- Poster
- Directed by: Kalidindi Ram
- Produced by: Medikonda Amarchand
- Starring: Uday Kiran Krithi Ahuja
- Music by: Anil Krishna
- Production company: Sri Venkataramana Films
- Release date: 7 November 2008;
- Running time: 153 minutes
- Country: India
- Language: Telugu

= Ekaloveyudu =

2008 Indian film

Ekaloveyudu is a 2008 Indian Telugu-language romantic film directed by debutant KRK. The film stars Uday Kiran, Krithi Ahuja, and Babu Antony in the lead roles.

== Plot ==
Karthik is saved by a train by Bhakta, a don, who gives Kathik an enormous amount of money. Karthik goes to Ooty and meets Indu. After Indu leaves Ooty and Karthik goes searching for her, Bhakta goes hunting for both of them.

== Production ==
The film's title was announced as Ekaloveyudu and was to be directed by a debutant. The title was created by writer Sai. Regarding the title, one of the producers, Amarchand Medikonda, state that "There is a sentiment behind the title of the film. Our blockbusters Suryudu and Narasimha Naidu ended with the same last two letters. In an interview with Idlebrain, Uday Kiran justified the title by stating that, "In Mahabharath, the character of Ekalavya is known for his devotion towards his guru. He kept his word for the guru. He cut his thumb and presented it as dhanam [a donation]. Here, the hero too holds his promise". The film was shot in 75 days.

== Soundtrack ==
The soundtrack was composed by Anil Krishna.
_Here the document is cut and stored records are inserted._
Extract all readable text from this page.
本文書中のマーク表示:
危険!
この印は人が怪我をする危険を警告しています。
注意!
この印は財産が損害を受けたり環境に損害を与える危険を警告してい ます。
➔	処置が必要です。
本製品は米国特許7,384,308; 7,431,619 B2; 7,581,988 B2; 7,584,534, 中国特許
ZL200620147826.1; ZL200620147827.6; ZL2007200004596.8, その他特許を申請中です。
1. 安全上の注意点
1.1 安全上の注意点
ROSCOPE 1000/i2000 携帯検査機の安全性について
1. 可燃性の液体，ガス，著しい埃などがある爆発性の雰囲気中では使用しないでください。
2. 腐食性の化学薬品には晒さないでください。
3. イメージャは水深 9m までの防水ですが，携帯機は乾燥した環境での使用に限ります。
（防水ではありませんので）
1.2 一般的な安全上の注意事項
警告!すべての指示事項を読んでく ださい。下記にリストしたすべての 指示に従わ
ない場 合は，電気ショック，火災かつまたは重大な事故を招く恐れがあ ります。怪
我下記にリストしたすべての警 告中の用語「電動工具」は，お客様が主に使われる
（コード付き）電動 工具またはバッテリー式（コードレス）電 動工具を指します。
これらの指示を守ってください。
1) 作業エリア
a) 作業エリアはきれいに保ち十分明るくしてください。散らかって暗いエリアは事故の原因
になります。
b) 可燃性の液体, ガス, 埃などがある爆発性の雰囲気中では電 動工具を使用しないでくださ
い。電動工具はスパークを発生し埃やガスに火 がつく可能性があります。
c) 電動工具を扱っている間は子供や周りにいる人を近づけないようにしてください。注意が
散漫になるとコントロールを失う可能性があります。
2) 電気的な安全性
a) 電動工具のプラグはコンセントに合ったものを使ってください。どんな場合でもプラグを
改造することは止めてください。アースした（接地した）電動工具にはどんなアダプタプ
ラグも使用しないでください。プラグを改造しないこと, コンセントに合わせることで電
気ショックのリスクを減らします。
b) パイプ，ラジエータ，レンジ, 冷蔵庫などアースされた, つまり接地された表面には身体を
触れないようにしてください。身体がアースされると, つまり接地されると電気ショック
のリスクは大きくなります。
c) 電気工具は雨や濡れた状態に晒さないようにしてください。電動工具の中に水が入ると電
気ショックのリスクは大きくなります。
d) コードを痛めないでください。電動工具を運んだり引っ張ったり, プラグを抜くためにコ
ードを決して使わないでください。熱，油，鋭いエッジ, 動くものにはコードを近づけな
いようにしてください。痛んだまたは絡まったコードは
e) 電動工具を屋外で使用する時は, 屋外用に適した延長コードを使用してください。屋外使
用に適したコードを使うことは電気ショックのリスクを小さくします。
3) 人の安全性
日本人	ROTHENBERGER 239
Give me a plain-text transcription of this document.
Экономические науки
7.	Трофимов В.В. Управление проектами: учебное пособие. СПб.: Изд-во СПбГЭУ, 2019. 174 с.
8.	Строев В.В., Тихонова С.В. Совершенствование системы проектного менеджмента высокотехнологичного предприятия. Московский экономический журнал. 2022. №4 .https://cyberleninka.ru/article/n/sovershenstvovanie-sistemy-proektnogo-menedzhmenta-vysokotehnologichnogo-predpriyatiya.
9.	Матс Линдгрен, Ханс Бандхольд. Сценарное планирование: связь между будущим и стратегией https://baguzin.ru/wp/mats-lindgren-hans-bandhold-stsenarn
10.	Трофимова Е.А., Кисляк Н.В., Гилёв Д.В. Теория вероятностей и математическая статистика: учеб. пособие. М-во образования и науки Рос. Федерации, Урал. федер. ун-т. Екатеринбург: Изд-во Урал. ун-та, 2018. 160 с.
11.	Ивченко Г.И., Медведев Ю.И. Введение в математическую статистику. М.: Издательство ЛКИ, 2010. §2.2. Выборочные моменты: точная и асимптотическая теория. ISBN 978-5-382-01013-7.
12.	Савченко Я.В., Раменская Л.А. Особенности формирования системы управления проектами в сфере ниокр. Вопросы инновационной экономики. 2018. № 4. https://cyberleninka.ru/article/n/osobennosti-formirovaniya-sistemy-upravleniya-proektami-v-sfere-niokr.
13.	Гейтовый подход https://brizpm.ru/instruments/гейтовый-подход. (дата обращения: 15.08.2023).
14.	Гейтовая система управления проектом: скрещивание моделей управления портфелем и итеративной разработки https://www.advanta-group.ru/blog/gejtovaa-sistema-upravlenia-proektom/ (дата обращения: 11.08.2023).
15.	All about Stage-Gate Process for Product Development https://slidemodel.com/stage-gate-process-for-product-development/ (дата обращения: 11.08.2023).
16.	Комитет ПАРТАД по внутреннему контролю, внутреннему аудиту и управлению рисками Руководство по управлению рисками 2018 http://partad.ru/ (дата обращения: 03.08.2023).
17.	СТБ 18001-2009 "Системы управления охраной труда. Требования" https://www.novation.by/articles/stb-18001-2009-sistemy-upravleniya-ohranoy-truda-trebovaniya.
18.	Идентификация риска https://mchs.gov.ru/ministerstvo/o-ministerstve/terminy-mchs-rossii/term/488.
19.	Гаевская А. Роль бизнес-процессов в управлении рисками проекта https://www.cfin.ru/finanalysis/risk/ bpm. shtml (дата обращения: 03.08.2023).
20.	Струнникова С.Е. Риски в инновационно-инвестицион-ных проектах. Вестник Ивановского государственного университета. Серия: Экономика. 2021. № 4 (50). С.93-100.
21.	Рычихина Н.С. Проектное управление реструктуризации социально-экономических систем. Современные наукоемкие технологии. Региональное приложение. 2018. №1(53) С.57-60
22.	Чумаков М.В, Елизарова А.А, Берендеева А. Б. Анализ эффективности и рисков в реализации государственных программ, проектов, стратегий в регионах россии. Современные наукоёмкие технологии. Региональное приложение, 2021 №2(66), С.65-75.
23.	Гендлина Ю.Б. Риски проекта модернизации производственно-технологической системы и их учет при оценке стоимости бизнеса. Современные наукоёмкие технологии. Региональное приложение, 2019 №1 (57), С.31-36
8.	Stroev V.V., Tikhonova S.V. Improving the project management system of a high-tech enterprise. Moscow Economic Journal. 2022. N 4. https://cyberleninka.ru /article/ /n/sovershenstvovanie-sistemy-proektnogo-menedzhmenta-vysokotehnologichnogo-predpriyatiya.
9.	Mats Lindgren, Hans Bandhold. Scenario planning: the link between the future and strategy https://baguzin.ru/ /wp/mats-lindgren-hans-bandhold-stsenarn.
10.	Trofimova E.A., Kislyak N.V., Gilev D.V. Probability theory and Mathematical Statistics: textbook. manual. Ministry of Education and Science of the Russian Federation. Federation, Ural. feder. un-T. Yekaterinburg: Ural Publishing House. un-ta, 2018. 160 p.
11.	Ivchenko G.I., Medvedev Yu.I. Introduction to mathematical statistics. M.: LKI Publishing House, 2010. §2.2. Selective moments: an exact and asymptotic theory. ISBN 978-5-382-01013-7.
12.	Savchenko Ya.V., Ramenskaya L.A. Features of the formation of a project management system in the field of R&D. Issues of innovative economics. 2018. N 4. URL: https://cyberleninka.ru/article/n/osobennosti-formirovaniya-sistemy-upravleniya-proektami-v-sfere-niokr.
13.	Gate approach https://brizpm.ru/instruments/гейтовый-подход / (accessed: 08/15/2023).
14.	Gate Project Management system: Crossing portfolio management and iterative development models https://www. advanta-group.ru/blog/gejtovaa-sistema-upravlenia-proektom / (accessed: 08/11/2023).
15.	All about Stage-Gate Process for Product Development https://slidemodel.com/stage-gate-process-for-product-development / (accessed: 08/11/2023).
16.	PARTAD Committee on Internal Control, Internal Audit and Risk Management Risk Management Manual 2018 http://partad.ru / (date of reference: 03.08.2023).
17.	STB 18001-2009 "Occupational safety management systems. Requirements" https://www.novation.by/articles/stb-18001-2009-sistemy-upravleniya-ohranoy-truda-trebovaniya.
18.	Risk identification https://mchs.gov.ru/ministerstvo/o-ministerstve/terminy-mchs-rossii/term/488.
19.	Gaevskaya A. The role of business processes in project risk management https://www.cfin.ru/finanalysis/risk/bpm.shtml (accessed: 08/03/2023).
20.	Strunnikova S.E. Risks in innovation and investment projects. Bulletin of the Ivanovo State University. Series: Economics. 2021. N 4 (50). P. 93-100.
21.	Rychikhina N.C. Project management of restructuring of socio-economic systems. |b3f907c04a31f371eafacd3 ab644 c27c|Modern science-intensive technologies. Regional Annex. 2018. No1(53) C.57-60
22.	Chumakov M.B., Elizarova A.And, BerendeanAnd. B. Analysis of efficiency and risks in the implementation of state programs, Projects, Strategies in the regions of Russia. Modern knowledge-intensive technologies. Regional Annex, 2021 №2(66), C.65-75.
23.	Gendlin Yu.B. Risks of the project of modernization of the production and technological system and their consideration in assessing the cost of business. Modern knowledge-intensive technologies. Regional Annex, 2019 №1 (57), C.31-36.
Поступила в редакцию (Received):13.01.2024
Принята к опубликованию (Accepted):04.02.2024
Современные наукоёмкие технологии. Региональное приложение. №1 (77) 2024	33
The audio was launched on 21 September with KS Rama Rao, B. Gopal, Sekhar Suri, Ravi Raja Pinisetty, C. Kalyan, Devi Vara Prasad, and Medikonda Murali Krishna attending the event.
- "Emundi" - Tippu
- "Happyga Unta" - Chinmayi
- "Komma Kommaku" - K. S. Chitra
- "Nene Nuvvani" - Tippu
- "Pellante Noorella" - Ranjith
- "Sayyo Sayyo" - Shankar Mahadevan

== Release ==
The film was scheduled to release in the second half of April.